Teaching Networks at the University Level: My Experience As a Tutor and TA at Oxford
Se-Wook Oh (Mathematical Institute, University of Oxford, UK)
In this talk, I will share my teaching experience as a tutor and TA at Oxford. In the Mathematical Institute at University, lectures are paired with a “class tutorial” to help students better understand the lectures. A class tutorial is organized by a tutor and a teaching assistant (TA). The tutor prepares to teach a class and lead a discussion among students, and the TA marks students’ homework, gives feedback on them, and presents a solution to one of the problems. Based on my experience of being both a TA and a tutor for the networks course at University of Oxford (http://networksoxford.blogspot.co.uk/), which is taught to 4th-year undergraduate students and to Masters students, I will share my thoughts on teaching networks at the university level. Most of the students’ majors were in mathematics, but with no background in networks. Therefore, while the mathematical properties of networks were studied in depth, ideas from different disciplines were also discussed because they often play important roles in the study of networks. Using interactive tools, such as running computer simulations and showing real-world data, helped inspire students’ curiosity about how research in networks is conducted in reality. Accordingly, the class tutorial was organized in an effort to boost students’ learning process --- using the homework assignments, designed by the lecturer, as a guideline. The main activities involves (1) solving mathematical problems in a homework sheet, (2) sharing network-related literature students have read before the class (and occasionally refereeing the papers to encourage students to read critically), and (3) collectively discussing open questions together. Finally, I would like to leave a few notes on tips for teaching networks to students with different backgrounds.

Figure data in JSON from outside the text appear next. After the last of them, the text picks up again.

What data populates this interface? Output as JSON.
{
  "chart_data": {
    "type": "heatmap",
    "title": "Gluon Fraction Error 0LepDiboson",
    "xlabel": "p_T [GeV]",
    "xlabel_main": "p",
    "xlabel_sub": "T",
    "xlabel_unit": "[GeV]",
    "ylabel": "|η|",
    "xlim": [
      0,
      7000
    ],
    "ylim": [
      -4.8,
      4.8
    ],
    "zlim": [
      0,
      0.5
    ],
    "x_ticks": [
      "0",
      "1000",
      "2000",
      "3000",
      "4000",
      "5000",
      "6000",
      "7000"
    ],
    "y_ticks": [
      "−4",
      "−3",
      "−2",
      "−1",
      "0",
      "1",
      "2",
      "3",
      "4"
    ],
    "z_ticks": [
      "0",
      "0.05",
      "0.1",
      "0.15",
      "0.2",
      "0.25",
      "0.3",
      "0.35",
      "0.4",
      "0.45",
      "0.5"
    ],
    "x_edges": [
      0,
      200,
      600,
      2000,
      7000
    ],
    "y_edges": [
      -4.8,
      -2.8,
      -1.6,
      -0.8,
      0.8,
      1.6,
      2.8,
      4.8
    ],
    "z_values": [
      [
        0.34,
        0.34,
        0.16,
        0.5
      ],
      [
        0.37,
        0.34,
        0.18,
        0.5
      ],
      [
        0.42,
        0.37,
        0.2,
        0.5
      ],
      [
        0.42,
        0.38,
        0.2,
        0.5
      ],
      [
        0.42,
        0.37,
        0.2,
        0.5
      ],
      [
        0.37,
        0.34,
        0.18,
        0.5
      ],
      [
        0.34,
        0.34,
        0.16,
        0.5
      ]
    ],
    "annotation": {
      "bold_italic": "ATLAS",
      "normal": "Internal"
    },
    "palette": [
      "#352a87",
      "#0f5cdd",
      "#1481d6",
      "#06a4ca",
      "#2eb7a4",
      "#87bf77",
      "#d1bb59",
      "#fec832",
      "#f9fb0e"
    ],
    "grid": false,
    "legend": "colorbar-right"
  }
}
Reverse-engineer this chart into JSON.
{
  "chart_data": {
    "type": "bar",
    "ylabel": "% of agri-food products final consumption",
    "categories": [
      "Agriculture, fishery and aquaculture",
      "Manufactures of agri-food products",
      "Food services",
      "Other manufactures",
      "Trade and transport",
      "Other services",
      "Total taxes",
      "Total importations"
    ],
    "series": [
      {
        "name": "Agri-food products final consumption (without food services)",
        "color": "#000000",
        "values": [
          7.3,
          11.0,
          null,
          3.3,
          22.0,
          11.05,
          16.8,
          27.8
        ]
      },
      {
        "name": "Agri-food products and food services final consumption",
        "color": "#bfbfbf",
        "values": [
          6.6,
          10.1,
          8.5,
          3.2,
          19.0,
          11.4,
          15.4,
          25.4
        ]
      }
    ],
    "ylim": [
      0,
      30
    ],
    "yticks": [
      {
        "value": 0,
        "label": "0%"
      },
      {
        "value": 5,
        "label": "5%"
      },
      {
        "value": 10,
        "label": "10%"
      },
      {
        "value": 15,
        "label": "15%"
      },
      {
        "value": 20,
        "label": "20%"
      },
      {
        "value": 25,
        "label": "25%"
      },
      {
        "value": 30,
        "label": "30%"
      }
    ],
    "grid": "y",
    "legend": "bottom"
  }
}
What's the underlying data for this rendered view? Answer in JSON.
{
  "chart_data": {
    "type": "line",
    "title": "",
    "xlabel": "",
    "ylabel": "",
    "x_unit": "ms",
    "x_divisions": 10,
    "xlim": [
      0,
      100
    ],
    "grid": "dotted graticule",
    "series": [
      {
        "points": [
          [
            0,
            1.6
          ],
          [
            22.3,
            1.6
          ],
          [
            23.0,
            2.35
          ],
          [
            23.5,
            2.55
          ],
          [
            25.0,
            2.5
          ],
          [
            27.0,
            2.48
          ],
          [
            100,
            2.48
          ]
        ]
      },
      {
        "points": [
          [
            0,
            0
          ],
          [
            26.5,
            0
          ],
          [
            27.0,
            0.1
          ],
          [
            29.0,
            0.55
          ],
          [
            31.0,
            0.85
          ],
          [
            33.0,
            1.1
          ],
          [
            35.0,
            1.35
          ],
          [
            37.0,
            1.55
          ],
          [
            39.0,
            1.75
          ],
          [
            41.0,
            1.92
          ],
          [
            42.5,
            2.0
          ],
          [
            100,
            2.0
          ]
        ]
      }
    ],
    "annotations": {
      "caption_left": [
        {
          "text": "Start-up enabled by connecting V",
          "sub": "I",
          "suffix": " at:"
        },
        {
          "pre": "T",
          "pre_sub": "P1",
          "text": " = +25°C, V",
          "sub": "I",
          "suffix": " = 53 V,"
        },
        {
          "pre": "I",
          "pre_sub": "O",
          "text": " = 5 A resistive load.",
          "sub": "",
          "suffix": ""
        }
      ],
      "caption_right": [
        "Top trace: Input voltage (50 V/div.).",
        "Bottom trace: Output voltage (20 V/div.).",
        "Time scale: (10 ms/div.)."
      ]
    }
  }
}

Comparison of Curricular Contents and Structures Across Network Science Graduate Courses
Hiroki Sayama (Binghamton University, USA)
As network science has matured as a well-established field of research, there are now a number of courses on this topic offered at various institutions, primarily at postgraduate levels. In those courses, instructors adopt different approaches with different focus areas and curricular designs. Here we collected information about ~20 existing courses offered on networks from Santa Fe Institute’s Complexity Explorer website and other online/offline sources, and analyzed the contents of their syllabi and/or course schedules. Core concepts and their curricular orderings are visualized as a directed concept network, whose principal structure illustrates the current state of the consensus (or lack thereof) among the network science community about what should be taught about networks at postgraduate levels. The results are also compared to the concept networks generated by K-12 students and educators through the Network Literacy initiative.